Tmux – Kill and Select Another Tmux Session

tmux

I am trying to bind X to do the following:

  • prompt the user whether the session should be killed
  • if y is entered, kill the session
  • after the session is killed select another session (last, previous, or next session)

Some similar commands that aren't quite right

  1. Kill the session and close the terminal:

    bind X confirm-before -p "Kill #S (y/n)?" kill-session
    
  2. Prompt the user for the name of the session to kill and select next session after kill:

    bind X command-prompt -p "kill:"  "switch-client -n \; kill-session -t '%%'"
    
  3. I haven't been able to find examples of similar commands.
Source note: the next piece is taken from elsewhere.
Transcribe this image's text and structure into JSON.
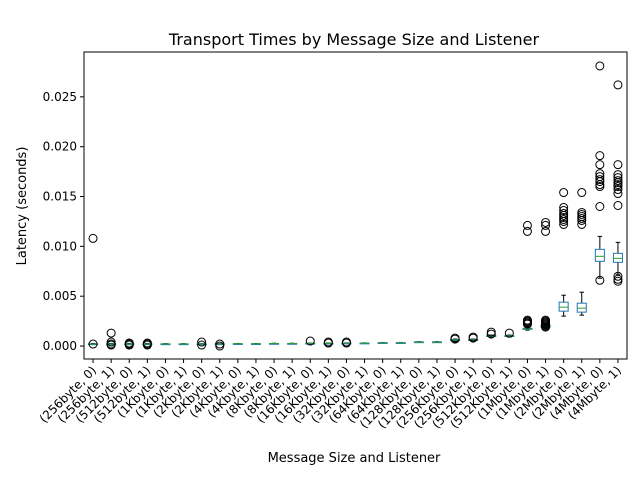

Here's a solution something that doesn't work:

    bind X confirm-before -p "Kill #S (y/n)?" "SESSION='#S' \; \
    switch-client -n \; kill-session -t \"$SESSION\""
    

Best Answer

I think this is close to what you want:

bind-key X confirm-before -p "Kill #S (y/n)?" "run-shell 'tmux switch-client -n \\\; kill-session -t \"#S\"'"

Your #3 approach is along the right lines, but the problem is that confirm-before does not do status-left-style substitutions (e.g. #S) in its command string.

A caveat for the above binding is that since everything is done in from run-shell, the commands are run outside the context of any particular client or session. It really only works because the “default” client (for switch-client) and “default” session (for #S) are the most recently active ones. This works out as you would expect as long as you only have a single active client (e.g. a single user that does not type into another tmux client until after the shell commands have finished running); it could fail dramatically if (e.g.) you trigger the binding in tmux client A, but new input is received by tmux client B before the shell started by run-shell has had a chance to run its commands.

This particular race condition seems like a nice motivation for providing client/session/window/pane information to run-shell commands. There is a TODO entry about getting if-shell and run-shell to support (optional?) status_replace() (i.e. status-left-style substitutions), though maybe a better choice would be format_expand(), which is kind of a newer super-set of status_replace (offers #{client_tty}, etc.).